The restoration of Maisashvili as Georgia boss following his health scare wasn’t the only rugby ‘boomerang’ of note in recent times. Eddie Jones and Warren Gatland are now back in charge of their respective old teams, Australia and Wales, but the Georgian isn’t dwelling much on the prospect of his own head-to-head duels against them in France.

“Yeah, it is interesting. It is a good opportunity for me but it is not about them, it’s about us [the Georgia team]. It’s about what we will do, not about them. But it is a good opportunity to play against excellent coaches. Eddie is a brilliant coach. Also Warren, a good coach, and it’s a good opportunity to play against those coaches but, as I mentioned, it’s more for us, not for them. I don’t want to worry about what they will do against us. I will worry about what we will do against them.”

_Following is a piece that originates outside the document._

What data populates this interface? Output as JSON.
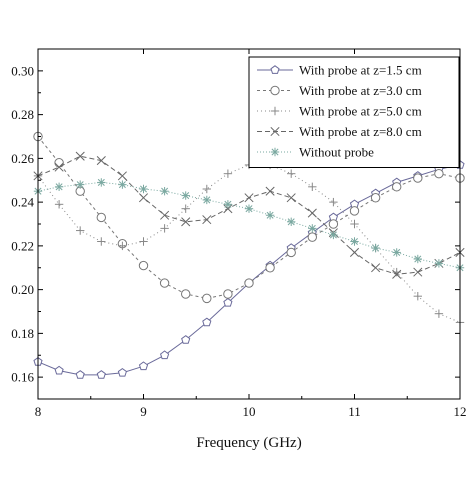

Rugby has been part of Maisashvili’s life ever since he was a seven-year-old, quitting football after some rugby coaches visited his school and got him hooked on playing. Those roles were later reversed, the grown-up Maisashvili starting his coaching career tutoring small kids and now, all these years later, he is set to become a World Cup head coach.

“You cannot live without rugby. It became like a lifestyle, not only a sport. When I started coaching I started with small kids and now all these players are the biggest inspiration for me because every time they grow, I grow as a coach. They are always a big inspiration. Also, rugby is quite similar to our history, Georgian history.

“All our life was fighting against someone to survive, survive our country, survive our region. That is why it is a big inspiration. As a nation it is like our lifestyle, it’s very typical. That is why I like rugby and every Georgian, when they are coming on the field, they are trying to do their best.

“I have memories from that 2019 World Cup and so do the players who were at that tournament. To get more good results and more success we needed to have more teamwork, the coaches and players. Now we are more ready and bonded. That was the big lesson – if you want to achieve success, you have to be more bonded.”

Maisashvili’s Georgia sure sound like they are.